Do not allow a single agent instance to:

  • Access sensitive internal data.
  • Ingest arbitrary untrusted content.
  • And communicate externally.

Apply structured separation:

  • Research agents (external web only, no internal data).
  • Internal data agents (no outbound network).
  • Execution agents (no access to arbitrary or untrusted content).

Use architectural patterns from recent research:

Introduce human checkpoints for irreversible actions (transaction execution, record modification, data export).

5. Continuous Evaluation and Monitoring

Single-turn red teaming is insufficient. We’ve shown that multi-turn attack success can exceed 70% against systems that appear robust in single prompts.

Implement continuous assurance:

  • Multi-turn adversarial testing.
  • Tool-call telemetry and anomaly detection.
  • Monitoring for plan mutation after tool output ingestion.
  • Cross-agent delegation tracing.
  • Drift detection in refusal behavior.
  • Detection of “hallucinated compliance” (fabricated outputs instead of refusal).

Maintain:

  • Structured execution logs.
  • Append-only, hash-chained audit trails.
  • Full trace replay capability for post-incident review.
  • Feedback loops into fine-tuning, filtering, or policy enforcement layers.

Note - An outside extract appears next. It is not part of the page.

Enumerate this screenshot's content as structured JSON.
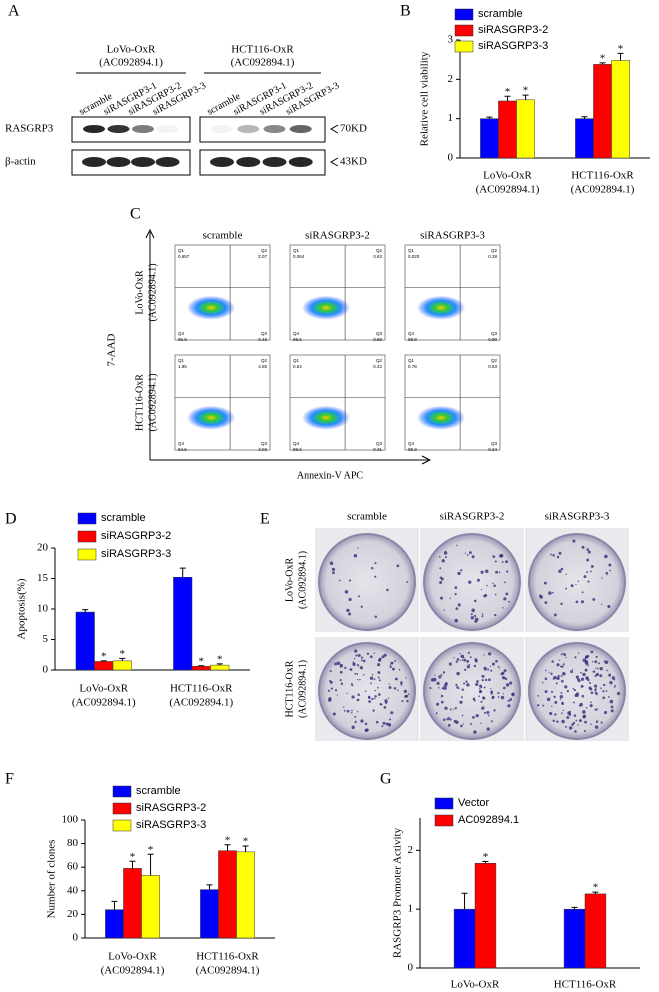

OWASP’s updated LLM guidance now includes multi-agent attack paths. Controls must reflect adversarial persistence, not isolated single-prompt injection attacks.

Conclusion

Agentic AI is not simply an extension of ’traditional’ Generative AI deployments. It is distributed automation built on probabilistic reasoning systems with delegated execution authority. That distinction matters. The risk profile shifts from content quality to operational control.

The long arm of the law will evaluate governance, controls, and evidence—not vendor assurances.

Organizations that succeed will:

  • Apply systematic agentic threat modeling.
  • Enforce least privilege at the tool (and framework) layers.
  • Isolate execution environments.
  • Continuously red team multi-step workflows (with iterative feedback loops).
  • Align controls to recognized frameworks (NIST AI RMF, ISO 42001, EU AI Act, SR 11-7).

In the age of agentic AI, the problem is no longer a model one–it is an architectural one.

We approach AI security from cloud-native security primitives: segmentation, identity control, runtime telemetry, container security, and threat modeling—extended into AI-specific attack surfaces. Agentic systems demand the same rigour as any other privileged automation layer, with additional safeguards for probabilistic behavior.

If your agents can act, your governance must be able to defend those actions.